Parallel to optimising the winding and pre-preg based process a feasibility study for a braid based ox CMC was carried out. In reporting period 1 tri-axial braids of oxide ceramic fibres made by radial overbraiding technology were developed and manufactured for the first time. Due to their high stiffness, ceramic fibres are easily damaged. Here, the most important measure is the enlargement of the deflection radii. Therefore, new bobbin carriers for axial reinforcement were developed that eliminated all contact points at the carrier.
For the fabrication and subsequent testing of oxide CMCs made from braided fibre preforms, a suitable fabrication method had to be developed first. An experimental setup could be realised which combines infiltration and drying of the material in a continuous process.
The up-scaling of the developed process to fabricate larger braided CMC test plates was focused on in reporting period 2. A larger infiltration tool was designed and manufactured. Process parameters were optimised. SOPs for braiding of ceramic fibres and infiltration of braids were installed. Test material of the designated size and quantity was produced and characterised in the last period.

The characterisation of the materials produced within this project is focused on the thermomechanical and thermophysical properties at application-relevant conditions. This data was required for further FEM simulations and verification of the demonstrator component. A suitable test matrix and a time schedule were developed at the beginning of the project. Based on the current test results, the test matrix was constantly reviewed and amended when necessary.
For wound and pre-preg CMC preliminary material data was collected (static thermomechanical and thermophysical characterisation). Dynamic properties (e.g. creep behaviour) were determined for pre-preg CMC additionally.
Also a verification strategy for several geometry levels was worked out. Verification tests were carried out to ensure that the simulations deliver reliable results and reveal that the demonstrator parts could withstand the loads during the application.
The lower specific weight and the higher thermal stability of oxide CMCs compared to standard metal materials promise a potential for use in environmentally sustainable aircraft engines, by reduction of weight and the need of cooling air.
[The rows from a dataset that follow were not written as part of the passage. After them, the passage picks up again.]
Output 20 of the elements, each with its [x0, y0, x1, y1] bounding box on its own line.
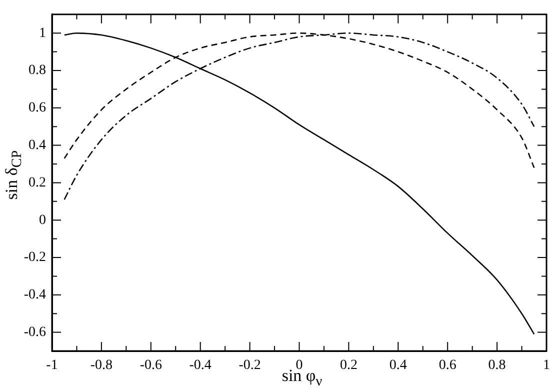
- x-tick-label: 1: [543, 358, 550, 374]
- y-tick-label: 1: [39, 26, 46, 41]
- x-tick-label: 0.8: [488, 358, 506, 374]
- x-tick-label: -0.2: [238, 358, 261, 374]
- y-tick-label: 0: [39, 212, 46, 228]
- y-tick-label: 0.6: [28, 100, 46, 116]
- x-tick-label: -0.6: [140, 358, 162, 374]
- x-tick-label: 0.6: [438, 358, 456, 374]
- y-tick-label: 0.8: [28, 63, 46, 78]
- y-tick-label: -0.2: [24, 250, 46, 266]
- y-tick-label: -0.4: [24, 288, 46, 303]
- line-series: [64, 32, 535, 335]
- x-tick-label: -1: [46, 358, 58, 374]
- x-tick-label: -0.8: [90, 358, 113, 374]
- y-tick-label: 0.4: [28, 138, 46, 153]
- x-tick-label: -0.4: [189, 358, 212, 374]
- x-tick-label: 0.2: [340, 358, 358, 374]
- x-tick-label: 0.4: [389, 358, 407, 374]
- y-tick-label: -0.6: [24, 324, 46, 340]
- y-tick-label: 0.2: [28, 175, 46, 190]
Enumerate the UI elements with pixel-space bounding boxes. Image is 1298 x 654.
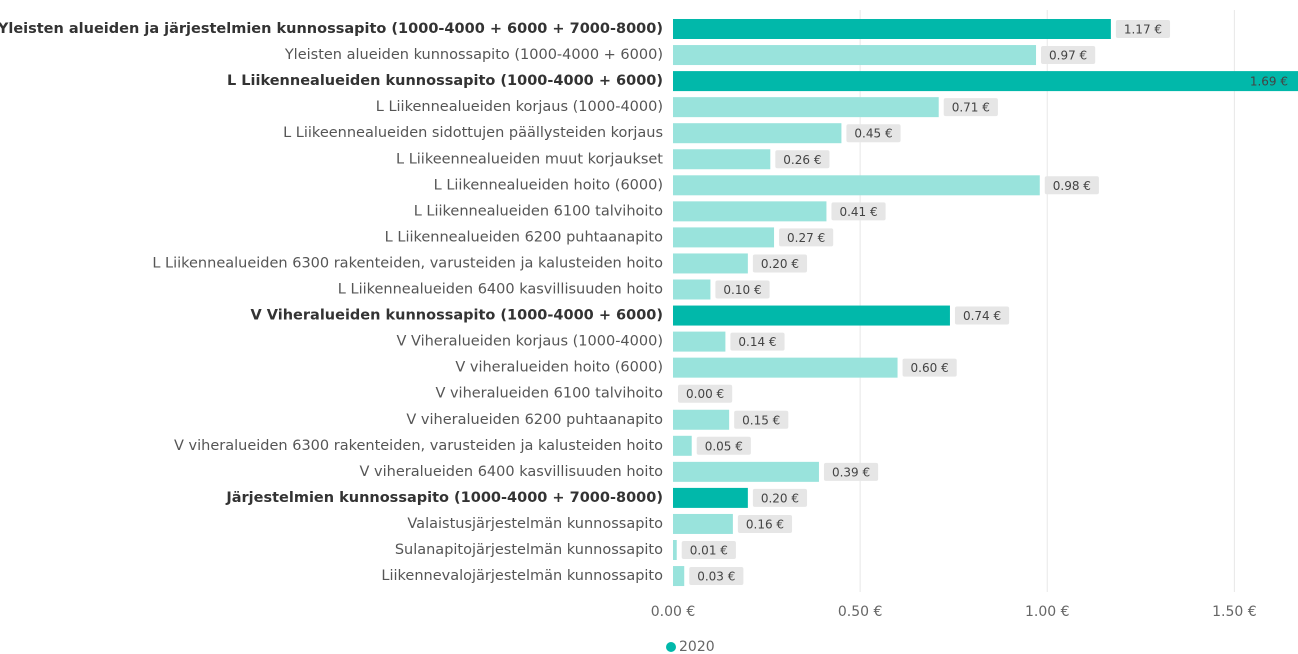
category-label: Sulanapitojärjestelmän kunnossapito	[395, 542, 663, 558]
bar	[673, 461, 819, 482]
category-label: Liikennevalojärjestelmän kunnossapito	[381, 568, 663, 584]
category-label: V viheralueiden 6400 kasvillisuuden hoit…	[360, 464, 664, 480]
value-label-bg	[823, 462, 879, 481]
value-label: 0.14 €	[738, 335, 776, 349]
value-label-bg	[779, 228, 834, 247]
bar	[673, 409, 730, 430]
bar	[673, 279, 711, 300]
bar	[673, 487, 748, 508]
value-label-bg	[1115, 20, 1171, 38]
value-label: 0.05 €	[705, 439, 743, 453]
value-label: 0.16 €	[746, 517, 784, 531]
bar	[673, 513, 733, 534]
category-label: Valaistusjärjestelmän kunnossapito	[407, 516, 663, 532]
bar	[673, 540, 677, 560]
value-label: 0.41 €	[839, 205, 877, 219]
legend-marker	[666, 642, 676, 652]
category-label: L Liikennealueiden 6300 rakenteiden, var…	[152, 255, 663, 271]
value-label: 0.15 €	[742, 413, 780, 427]
category-label: V viheralueiden 6300 rakenteiden, varust…	[174, 438, 663, 454]
value-label-bg	[681, 541, 736, 559]
value-label: 0.71 €	[952, 101, 990, 115]
value-label: 0.98 €	[1053, 179, 1091, 193]
category-label: L Liikennealueiden 6400 kasvillisuuden h…	[338, 282, 663, 298]
value-label-bg	[775, 150, 830, 169]
category-label: L Liikennealueiden kunnossapito (1000-40…	[227, 73, 663, 89]
bar	[673, 71, 1298, 92]
value-label: 0.03 €	[697, 570, 735, 584]
value-label: 0.45 €	[854, 127, 892, 141]
bar	[673, 45, 1037, 66]
category-label: L Liikennealueiden 6200 puhtaanapito	[385, 229, 663, 245]
value-label-bg	[734, 410, 789, 429]
category-label: L Liikeennealueiden muut korjaukset	[396, 151, 663, 167]
category-label: L Liikennealueiden hoito (6000)	[434, 177, 663, 193]
category-label: V viheralueiden hoito (6000)	[455, 360, 663, 376]
value-label-bg	[1044, 176, 1099, 195]
value-label-bg	[831, 202, 886, 221]
value-label-bg	[902, 358, 957, 377]
x-tick-label: 1.00 €	[1025, 604, 1070, 620]
bar	[673, 566, 685, 587]
value-label: 0.00 €	[686, 387, 724, 401]
legend-label: 2020	[679, 639, 715, 654]
value-label: 0.39 €	[832, 465, 870, 479]
value-label-bg	[689, 567, 744, 586]
category-label: L Liikennealueiden korjaus (1000-4000)	[376, 99, 663, 115]
bar	[673, 253, 748, 274]
category-label: L Liikeennealueiden sidottujen päällyste…	[283, 125, 663, 141]
value-label: 1.69 €	[1250, 75, 1288, 89]
value-label: 0.26 €	[783, 153, 821, 167]
bar	[673, 435, 692, 456]
x-tick-label: 1.50 €	[1212, 604, 1257, 620]
bar	[673, 331, 726, 352]
value-label: 0.20 €	[761, 491, 799, 505]
category-label: V Viheralueiden kunnossapito (1000-4000 …	[251, 308, 663, 324]
value-label-bg	[752, 488, 808, 507]
bar	[673, 357, 898, 378]
bar	[673, 305, 950, 326]
bar	[673, 201, 827, 222]
category-label: Yleisten alueiden kunnossapito (1000-400…	[284, 47, 663, 63]
x-tick-label: 0.50 €	[838, 604, 883, 620]
category-label: Yleisten alueiden ja järjestelmien kunno…	[0, 21, 663, 37]
bar	[673, 19, 1111, 39]
value-label: 0.27 €	[787, 231, 825, 245]
category-label: V viheralueiden 6200 puhtaanapito	[406, 412, 663, 428]
bar	[673, 97, 939, 118]
category-label: L Liikennealueiden 6100 talvihoito	[414, 203, 663, 219]
x-tick-label: 0.00 €	[651, 604, 696, 620]
value-label: 0.60 €	[911, 361, 949, 375]
value-label: 0.74 €	[963, 309, 1001, 323]
value-label-bg	[846, 124, 901, 143]
value-label-bg	[752, 254, 808, 273]
value-label-bg	[943, 98, 998, 117]
value-label-bg	[678, 384, 733, 403]
value-label-bg	[1041, 46, 1096, 65]
bar	[673, 227, 775, 248]
value-label-bg	[737, 514, 793, 533]
value-label: 0.01 €	[690, 544, 728, 558]
value-label-bg	[715, 280, 770, 299]
value-label: 0.97 €	[1049, 49, 1087, 63]
value-label: 1.17 €	[1124, 23, 1162, 37]
plot-area	[673, 19, 1298, 587]
value-label: 0.20 €	[761, 257, 799, 271]
category-label: Järjestelmien kunnossapito (1000-4000 + …	[225, 490, 663, 506]
bar	[673, 149, 771, 170]
bar	[673, 123, 842, 144]
bar	[673, 175, 1040, 196]
value-label: 0.10 €	[723, 283, 761, 297]
value-label-bg	[730, 332, 785, 351]
value-label-bg	[696, 436, 751, 455]
category-label: V viheralueiden 6100 talvihoito	[435, 386, 663, 402]
category-label: V Viheralueiden korjaus (1000-4000)	[396, 334, 663, 350]
value-label-bg	[954, 306, 1010, 325]
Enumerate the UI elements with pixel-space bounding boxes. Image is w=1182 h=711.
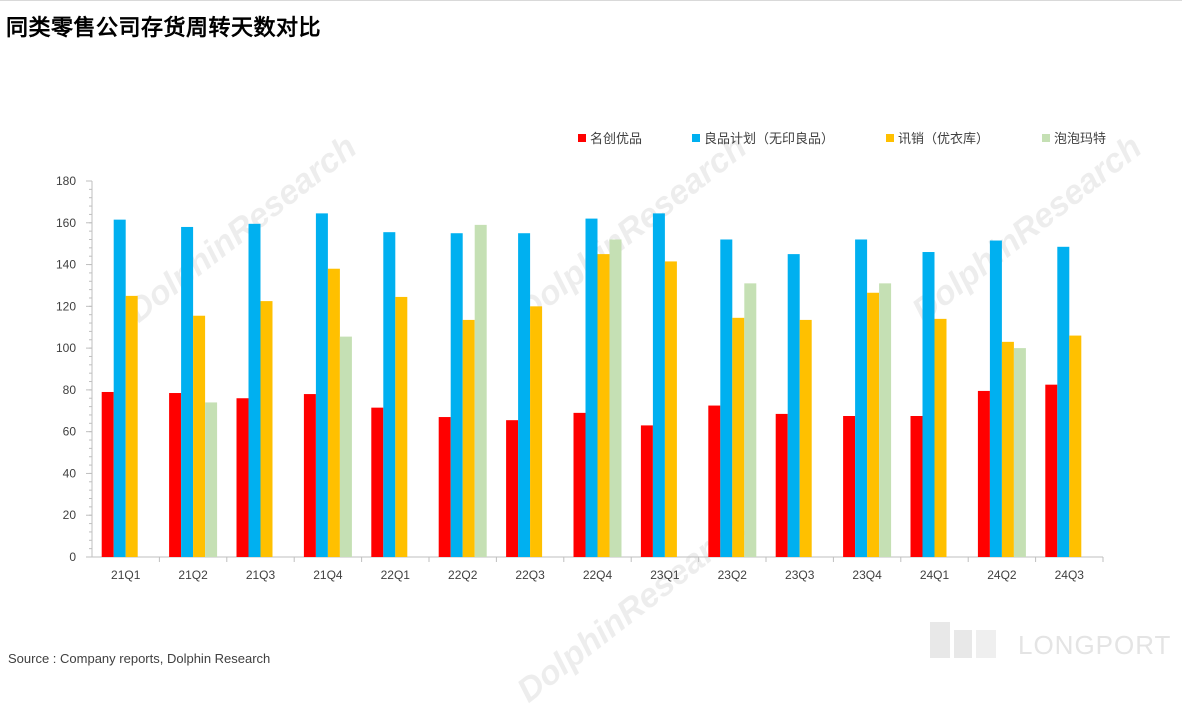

The project AllOxITD executes a first approach to bring European oxide CMC in aviation in service. Even though material quality and dimensional accuracy are not yet fully sufficient, first steps in the direction of a future certification of the product were successfully taken.
Also, the developed manufacturing processes and SOPs are already used to produce components for non-aviation applications and the knowledge gained during the project contributed to the designing of a new production line in Heuchelheim, which will go operational in autumn this year.